Forthcoming in The Dolphin Handbook (New York: Houghton Mifflin, 1999).
copyright © Mark Turner 1996

Writing is torture for the writer who has not selected a style. A style comes not from surface choices large or small but from a set of answers to basic conceptual questions about truth, presentation, writer, reader, thought, language, and their relationships. Can truth be known? Can language be adequate to presentation? Who is speaking? What is the motive? Is there symmetry between writer and reader? Is the occasion formal or informal? Is writing a presentation of a completed thought, an engine of discovery, a self-replicating organism, a prison, or a fun-house mirror?

Questions like these are the elements of style. A consistent and mature suite of answers to them is a stand on the elements of style, and styles are defined by such stands. There are many styles, some specialized, some general: classic style, practical style, plain style, contemplative style, romantic style. We learn to write by learning a general style. From it, verbal skills and surface mechanical features flow. Writing is an intellectual activity that leads to verbal skills, but the verbal skills themselves do not lead to the activity. The relationship is not symmetric.

The distinction between the stand of the style and the acutal conditions of the writer is all-important. The writer may be nervous, unsure of facts and locutions, motivated by an imposed task, obliged to try to persuade an audience of a proposition he does not have the knowledge or experience to understand, driven to avoid punishment, or afflicted by any of the other conditions typical of the first-year student in a composition course, but he may choose a style in which the writer is competent and assured, the motive is truth, the purpose is presentation, prose is a window, the occasion is informal, and the model scene is conversation between equals. This is a substitution of classic style for an actual scene of mock argument, and it has an illustrious history of success.
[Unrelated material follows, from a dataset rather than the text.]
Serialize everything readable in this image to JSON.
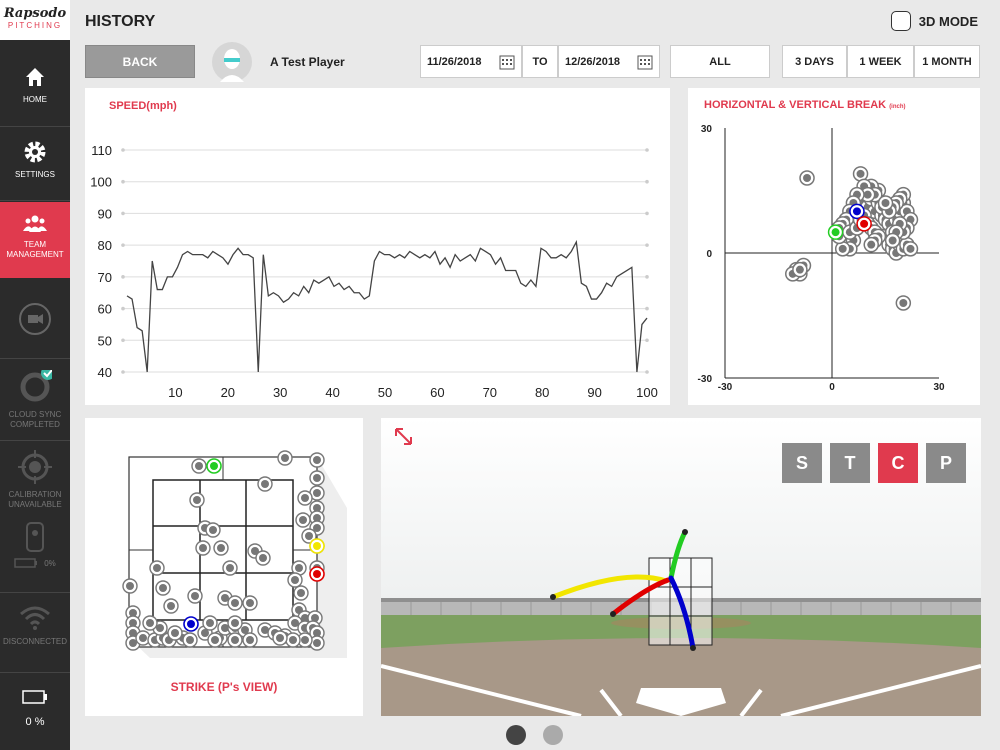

What is good in one style may be bad in another. If you start off with a view of style as a list of verbal skills and surface mechanical elements at any level, then you can end up with the “correct” list and present it as constituting style rather than a style. There are many mature and effective styles. Each offers the qualities that follow from its stand on the elements of style. The virtues of classic style, for example, include the clarity and simplicity that come from matching language to thought on the motive of truth. Other styles have other virtues.